Il piatto è pronto per essere degustato, non resta che abbinarlo a uno dei grandi rossi di Cantina Bacco, lo Scoglio d’Orlando Rosso: un vino corposo e profumato che si lega benissimo ai sapori decisi del piatto.

La coda alla vaccinara è un piatto succulento, ricco e saporito che si sposa perfettamente con la fragranza dello Scoglio d’Orlando Rosso di Cantina Bacco, un sapiente ed equilibrato blend di uve merlot, cesanese e montepulciano. Di colore rosso rubino, rilascia sentori di frutti di bosco e tannini dolci. Anche se la gradazione alcolica è piuttosto elevata (13,5°), la sua persistenza al palato è delicata e piacevole e va a bilanciare il sapore rustico e consistente della coda alla vaccinara.

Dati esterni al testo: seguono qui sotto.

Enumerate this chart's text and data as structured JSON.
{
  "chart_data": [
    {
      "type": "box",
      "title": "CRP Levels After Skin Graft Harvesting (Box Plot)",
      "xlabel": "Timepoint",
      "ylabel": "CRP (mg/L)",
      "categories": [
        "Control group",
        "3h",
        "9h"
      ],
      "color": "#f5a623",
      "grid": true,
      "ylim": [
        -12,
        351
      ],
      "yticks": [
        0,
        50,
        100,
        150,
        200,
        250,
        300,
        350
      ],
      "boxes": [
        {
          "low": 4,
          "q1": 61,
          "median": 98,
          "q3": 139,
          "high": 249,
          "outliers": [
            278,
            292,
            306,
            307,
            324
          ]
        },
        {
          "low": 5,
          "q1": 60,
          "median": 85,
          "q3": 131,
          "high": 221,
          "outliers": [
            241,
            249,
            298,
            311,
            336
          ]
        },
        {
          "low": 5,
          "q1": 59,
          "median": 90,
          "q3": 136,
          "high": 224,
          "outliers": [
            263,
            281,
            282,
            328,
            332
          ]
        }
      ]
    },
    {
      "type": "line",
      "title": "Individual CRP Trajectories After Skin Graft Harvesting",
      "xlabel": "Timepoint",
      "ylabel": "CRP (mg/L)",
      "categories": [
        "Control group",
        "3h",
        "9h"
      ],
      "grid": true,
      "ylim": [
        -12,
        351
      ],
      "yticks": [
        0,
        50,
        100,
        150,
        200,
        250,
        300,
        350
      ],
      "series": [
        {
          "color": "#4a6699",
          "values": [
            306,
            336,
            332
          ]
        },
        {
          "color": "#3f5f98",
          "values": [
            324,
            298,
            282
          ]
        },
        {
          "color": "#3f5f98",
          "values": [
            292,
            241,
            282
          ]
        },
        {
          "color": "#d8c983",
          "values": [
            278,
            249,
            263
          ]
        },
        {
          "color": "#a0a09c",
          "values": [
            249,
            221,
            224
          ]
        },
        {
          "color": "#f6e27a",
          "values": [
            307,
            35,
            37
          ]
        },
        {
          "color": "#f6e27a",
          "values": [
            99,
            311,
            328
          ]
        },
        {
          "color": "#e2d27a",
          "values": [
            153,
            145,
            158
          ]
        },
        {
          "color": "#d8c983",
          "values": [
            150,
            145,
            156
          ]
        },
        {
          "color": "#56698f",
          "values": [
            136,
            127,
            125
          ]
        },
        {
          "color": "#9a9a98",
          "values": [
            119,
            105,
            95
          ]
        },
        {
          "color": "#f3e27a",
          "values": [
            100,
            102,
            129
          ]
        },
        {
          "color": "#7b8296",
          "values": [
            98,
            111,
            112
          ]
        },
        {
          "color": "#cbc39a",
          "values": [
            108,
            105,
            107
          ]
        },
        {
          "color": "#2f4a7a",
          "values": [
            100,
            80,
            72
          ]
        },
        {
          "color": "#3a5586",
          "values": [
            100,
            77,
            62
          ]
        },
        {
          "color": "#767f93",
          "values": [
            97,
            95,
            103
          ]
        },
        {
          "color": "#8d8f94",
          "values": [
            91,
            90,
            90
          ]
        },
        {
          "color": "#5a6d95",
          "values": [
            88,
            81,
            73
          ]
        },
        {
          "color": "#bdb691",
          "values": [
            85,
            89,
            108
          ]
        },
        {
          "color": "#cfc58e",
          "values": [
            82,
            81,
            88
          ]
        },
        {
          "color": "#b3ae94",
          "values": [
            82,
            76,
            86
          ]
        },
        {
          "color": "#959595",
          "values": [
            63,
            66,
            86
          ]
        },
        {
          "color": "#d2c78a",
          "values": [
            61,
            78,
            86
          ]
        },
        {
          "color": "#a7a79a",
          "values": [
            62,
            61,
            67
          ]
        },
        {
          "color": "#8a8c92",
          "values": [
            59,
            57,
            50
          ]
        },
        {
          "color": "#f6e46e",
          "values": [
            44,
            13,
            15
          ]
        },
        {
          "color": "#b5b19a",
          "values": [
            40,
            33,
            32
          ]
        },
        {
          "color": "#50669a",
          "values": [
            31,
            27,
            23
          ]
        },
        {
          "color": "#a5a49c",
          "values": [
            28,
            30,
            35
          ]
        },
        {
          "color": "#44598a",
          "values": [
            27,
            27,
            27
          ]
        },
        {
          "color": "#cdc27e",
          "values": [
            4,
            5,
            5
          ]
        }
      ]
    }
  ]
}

La storia della coda alla vaccinara

Raccontare la storia della coda alla vaccinara significa immergersi nella storia di Roma e dei suoi mattatoi: i vaccinari (detti anche scortichini) infatti erano gli addetti a svolgere uno dei lavori più faticosi: scuoiare, scorticare e macellare le carcasse degli animali. Come ricompensa ottenevano le parti meno pregiate delle bestie, il cosiddetto quinto quarto (organi interni, testa, coda, lingua e zampe). Naturalmente la dicitura quinto quarto è un assurdo matematico e va a indicare proprio gli scarti degli animali che venivano “regalati” allo strato più basso della società.

Questi scarti finivano sulle tavole dei quartieri più poveri di Roma, dove mancavano i soldi ma non la passione per la cucina. Della coda alla vaccinara, esistono due ricette principali: la prima è quella di Ada Boni, che nel suo libro La cucina romana del 1929 propone un primo piatto con il brodo ottenuto dalla coda lessata e un secondo con la carne vera e propria. La versione più succulenta prevede l’inserimento di cacao amaro, pinoli e uva passa. La coda alla vaccinara può essere preparata con la coda di bue o in alternativa con la coda di vitello, che rimane più tenera e richiede un minor tempo di cottura.